Skillv1.0.0

ClawScan security

Jewish Parsha Summary · ClawHub's context-aware review of the artifact, metadata, and declared behavior.

BenignApr 27, 2026, 7:30 PM

Verdict: benign
Confidence: high
Model: gpt-5-mini
Summary: The skill's code and runtime instructions match its stated purpose (fetching parsha info from Hebcal and text from Sefaria), request no credentials, and do not attempt unexpected network calls or installs.
Guidance: This skill appears to do what it says: it queries Hebcal to detect the parsha and pulls text from Sefaria, requires internet, and asks for no credentials. Before installing, note a few functional caveats: (1) parsha name matching in the included script is case-sensitive despite SKILL.md saying case-insensitive—pass names using the exact capitalization or improve normalization; (2) full Hebrew text is only printed when using --json (non-JSON output only indicates Hebrew is available); (3) the verse count is the length of the top-level returned list and may not equal literal verse counts in all cases. If you need different behavior (case-insensitive names, inline Hebrew in non-JSON mode, different summary algorithm), request those changes or review/modify the script locally. Otherwise the skill's network calls are limited to the documented public APIs and there are no obvious security red flags.

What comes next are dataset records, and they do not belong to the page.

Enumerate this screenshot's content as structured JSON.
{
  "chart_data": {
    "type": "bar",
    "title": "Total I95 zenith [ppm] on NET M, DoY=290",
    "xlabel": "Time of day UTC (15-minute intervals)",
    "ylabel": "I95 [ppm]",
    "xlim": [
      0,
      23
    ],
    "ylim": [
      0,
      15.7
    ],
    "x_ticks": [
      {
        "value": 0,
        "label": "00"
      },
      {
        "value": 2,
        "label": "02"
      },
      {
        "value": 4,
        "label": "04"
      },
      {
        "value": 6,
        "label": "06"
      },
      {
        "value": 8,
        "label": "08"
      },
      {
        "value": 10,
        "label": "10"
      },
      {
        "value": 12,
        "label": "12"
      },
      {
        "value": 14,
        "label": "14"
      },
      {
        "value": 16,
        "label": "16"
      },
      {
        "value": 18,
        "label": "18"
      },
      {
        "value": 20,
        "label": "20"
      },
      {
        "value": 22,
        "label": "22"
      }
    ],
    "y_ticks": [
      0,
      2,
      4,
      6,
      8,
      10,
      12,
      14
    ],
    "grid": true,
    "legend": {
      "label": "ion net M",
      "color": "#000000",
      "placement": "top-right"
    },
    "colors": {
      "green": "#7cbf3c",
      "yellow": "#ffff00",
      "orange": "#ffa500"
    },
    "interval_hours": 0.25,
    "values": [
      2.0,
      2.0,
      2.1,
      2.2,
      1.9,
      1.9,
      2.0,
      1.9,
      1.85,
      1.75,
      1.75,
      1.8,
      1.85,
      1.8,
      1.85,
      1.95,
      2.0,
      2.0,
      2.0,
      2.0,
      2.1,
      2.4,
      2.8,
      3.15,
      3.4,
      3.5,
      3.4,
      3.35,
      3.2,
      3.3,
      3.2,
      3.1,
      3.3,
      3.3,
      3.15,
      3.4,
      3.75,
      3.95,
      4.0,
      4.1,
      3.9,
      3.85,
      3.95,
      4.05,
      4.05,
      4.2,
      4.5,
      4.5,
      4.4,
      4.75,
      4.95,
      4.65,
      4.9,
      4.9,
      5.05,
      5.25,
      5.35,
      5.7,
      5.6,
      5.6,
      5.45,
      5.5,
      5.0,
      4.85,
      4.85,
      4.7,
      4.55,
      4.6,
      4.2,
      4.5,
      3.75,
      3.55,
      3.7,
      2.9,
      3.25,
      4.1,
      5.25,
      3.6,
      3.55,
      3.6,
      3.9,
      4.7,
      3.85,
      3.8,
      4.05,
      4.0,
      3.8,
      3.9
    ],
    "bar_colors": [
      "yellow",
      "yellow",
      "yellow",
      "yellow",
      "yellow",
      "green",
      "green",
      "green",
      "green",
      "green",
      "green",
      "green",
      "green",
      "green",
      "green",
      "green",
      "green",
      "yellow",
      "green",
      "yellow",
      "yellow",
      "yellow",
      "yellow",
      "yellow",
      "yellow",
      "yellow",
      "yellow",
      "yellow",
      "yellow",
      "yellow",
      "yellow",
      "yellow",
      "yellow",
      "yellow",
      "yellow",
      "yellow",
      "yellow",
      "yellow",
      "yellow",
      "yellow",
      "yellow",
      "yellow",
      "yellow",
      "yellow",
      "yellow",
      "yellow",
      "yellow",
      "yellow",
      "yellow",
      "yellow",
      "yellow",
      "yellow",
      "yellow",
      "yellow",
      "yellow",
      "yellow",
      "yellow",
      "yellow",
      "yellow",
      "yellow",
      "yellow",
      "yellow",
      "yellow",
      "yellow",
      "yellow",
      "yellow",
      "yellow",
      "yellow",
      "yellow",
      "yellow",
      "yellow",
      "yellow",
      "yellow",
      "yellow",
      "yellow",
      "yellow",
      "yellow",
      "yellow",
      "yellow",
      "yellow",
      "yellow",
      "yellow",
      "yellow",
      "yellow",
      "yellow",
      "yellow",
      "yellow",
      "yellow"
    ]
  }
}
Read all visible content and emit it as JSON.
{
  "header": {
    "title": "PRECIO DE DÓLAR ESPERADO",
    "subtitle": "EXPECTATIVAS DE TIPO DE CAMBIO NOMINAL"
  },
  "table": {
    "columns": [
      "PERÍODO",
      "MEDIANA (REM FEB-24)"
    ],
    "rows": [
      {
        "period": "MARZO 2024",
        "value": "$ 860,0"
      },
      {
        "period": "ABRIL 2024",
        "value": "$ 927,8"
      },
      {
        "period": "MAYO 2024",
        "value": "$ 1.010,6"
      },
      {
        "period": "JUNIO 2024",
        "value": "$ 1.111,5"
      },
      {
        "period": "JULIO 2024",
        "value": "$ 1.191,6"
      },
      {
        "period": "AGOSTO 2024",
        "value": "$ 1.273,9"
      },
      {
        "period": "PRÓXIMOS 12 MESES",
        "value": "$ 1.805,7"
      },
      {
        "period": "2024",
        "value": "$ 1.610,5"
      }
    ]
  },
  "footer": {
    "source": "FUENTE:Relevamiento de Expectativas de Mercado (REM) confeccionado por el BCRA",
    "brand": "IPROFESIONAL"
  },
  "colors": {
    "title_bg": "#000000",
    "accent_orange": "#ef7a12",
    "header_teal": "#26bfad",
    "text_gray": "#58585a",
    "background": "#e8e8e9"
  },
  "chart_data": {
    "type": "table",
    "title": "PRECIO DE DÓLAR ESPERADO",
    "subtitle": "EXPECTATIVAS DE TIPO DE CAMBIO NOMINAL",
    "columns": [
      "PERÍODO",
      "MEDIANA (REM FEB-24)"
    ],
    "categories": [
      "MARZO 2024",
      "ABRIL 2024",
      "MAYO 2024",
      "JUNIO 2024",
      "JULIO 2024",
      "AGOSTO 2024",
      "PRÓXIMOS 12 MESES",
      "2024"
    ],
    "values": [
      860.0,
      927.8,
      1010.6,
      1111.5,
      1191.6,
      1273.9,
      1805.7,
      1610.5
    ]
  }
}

Purpose & Capability: okThe SKILL.md claims to detect this week's parsha via Hebcal and fetch text from Sefaria; the included Python script implements exactly those calls (https://www.hebcal.com and https://www.sefaria.org/api). No unrelated services, credentials, or binaries are requested.
Instruction Scope: noteOverall the SKILL.md commands and examples match the script's CLI. Minor inconsistencies: SKILL.md states accepted parsha names are case-insensitive, but the script's parsha_map lookup is case-sensitive (so e.g., 'bereshit' would not match). Also SKILL.md advertises an optional --hebrew flag; the script only prints a notice about Hebrew availability in non-JSON mode and only includes full Hebrew text in --json output (SKILL.md mentions Hebrew is truncated in non-JSON mode, but examples imply inclusion). These are functional mismatches, not security issues.
Install Mechanism: okInstruction-only skill with a small Python script; no install spec, no external package downloads, and no archive extraction. No elevated install risk present.
Credentials: okThe skill declares no required environment variables or credentials and the code does not read any environment secrets or config paths. Network access is limited to Hebcal and Sefaria per its purpose.
Persistence & Privilege: okSkill does not request persistent/always-on presence (always:false). It does not attempt to modify other skills or system configuration.